Morrell has also offered its clients storage space since 1995, and the company now owns one of the largest storage facilities in the tri-state area, according to Noye. The space has seen a steady uptick in growth in recent years; this momentum comes alongside a shift in the consumers who are searching for storage. “There’s more people looking for storage who come to us with a smaller amount of wine, rather than just a handful of people with enormous amounts of wine,” Noye observes. “And that’s more or less a generational age shift in the collecting mentality.”
This fall, Morrell is set to open a second storage facility in Delaware, which Noye says will be built for more long-term storage, as opposed to smaller, in-and-out accounts.
Contending With Covid-19
The onslaught of Covid-19 has impacted the global community, and while some wine and spirits retailers certainly saw business boom during the pandemic’s early days, Noye says that Morrell’s sales have risen only moderately, and that the average bottle sale price actually has fallen slightly, from an average of $150 a bottle down to $125. That said, the retailer has had plenty of bright spots. “We’ve seen popularity with moderately back vintage wines,” says Noye. “And we’ve been selling an intense amount of Champagne since the onset of Covid, so we’ve since put forward more offerings on that front.” While Morrell’s auction and storage entities are forging ahead amid Covid-19, the wine bar shuttered in late March and had yet to reopen by press time.

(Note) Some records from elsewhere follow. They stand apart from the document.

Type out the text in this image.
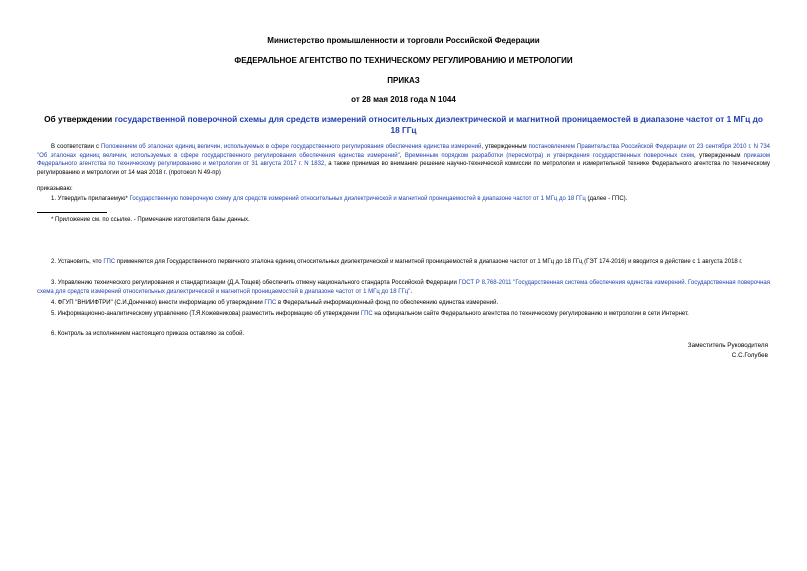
Министерство промышленности и торговли Российской Федерации
ФЕДЕРАЛЬНОЕ АГЕНТСТВО ПО ТЕХНИЧЕСКОМУ РЕГУЛИРОВАНИЮ И МЕТРОЛОГИИ
ПРИКАЗ
от 28 мая 2018 года N 1044
Об утверждении государственной поверочной схемы для средств измерений относительных диэлектрической и магнитной проницаемостей в диапазоне частот от 1 МГц до 18 ГГц
В соответствии с Положением об эталонах единиц величин, используемых в сфере государственного регулирования обеспечения единства измерений, утвержденным постановлением Правительства Российской Федерации от 23 сентября 2010 г. N 734 "Об эталонах единиц величин, используемых в сфере государственного регулирования обеспечения единства измерений", Временным порядком разработки (пересмотра) и утверждения государственных поверочных схем, утвержденным приказом Федерального агентства по техническому регулированию и метрологии от 31 августа 2017 г. N 1832, а также принимая во внимание решение научно-технической комиссии по метрологии и измерительной технике Федерального агентства по техническому регулированию и метрологии от 14 мая 2018 г. (протокол N 49-пр)
приказываю:
1. Утвердить прилагаемую* Государственную поверочную схему для средств измерений относительных диэлектрической и магнитной проницаемостей в диапазоне частот от 1 МГц до 18 ГГц (далее - ГПС).
* Приложение см. по ссылке. - Примечание изготовителя базы данных.
2. Установить, что ГПС применяется для Государственного первичного эталона единиц относительных диэлектрической и магнитной проницаемостей в диапазоне частот от 1 МГц до 18 ГГц (ГЭТ 174-2016) и вводится в действие с 1 августа 2018 г.
3. Управлению технического регулирования и стандартизации (Д.А.Тощев) обеспечить отмену национального стандарта Российской Федерации ГОСТ Р 8.768-2011 "Государственная система обеспечения единства измерений. Государственная поверочная схема для средств измерений относительных диэлектрической и магнитной проницаемостей в диапазоне частот от 1 МГц до 18 ГГц".
4. ФГУП "ВНИИФТРИ" (С.И.Донченко) внести информацию об утверждении ГПС в Федеральный информационный фонд по обеспечению единства измерений.
5. Информационно-аналитическому управлению (Т.Я.Кожевникова) разместить информацию об утверждении ГПС на официальном сайте Федерального агентства по техническому регулированию и метрологии в сети Интернет.
6. Контроль за исполнением настоящего приказа оставляю за собой.
Заместитель Руководителя
С.С.Голубев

“We’re an older company, but we’ve slowly been changing and modernizing,” says Noye. “With those changes, though, we’re using this foundation of going back to basics, to rebuild and reposition and focus on a specific clientele. Ultimately, we’re trying to provide unparalleled access to luxury, limited wines for our consumers, and give them that comfort and reliability that we’ll always have that selection.”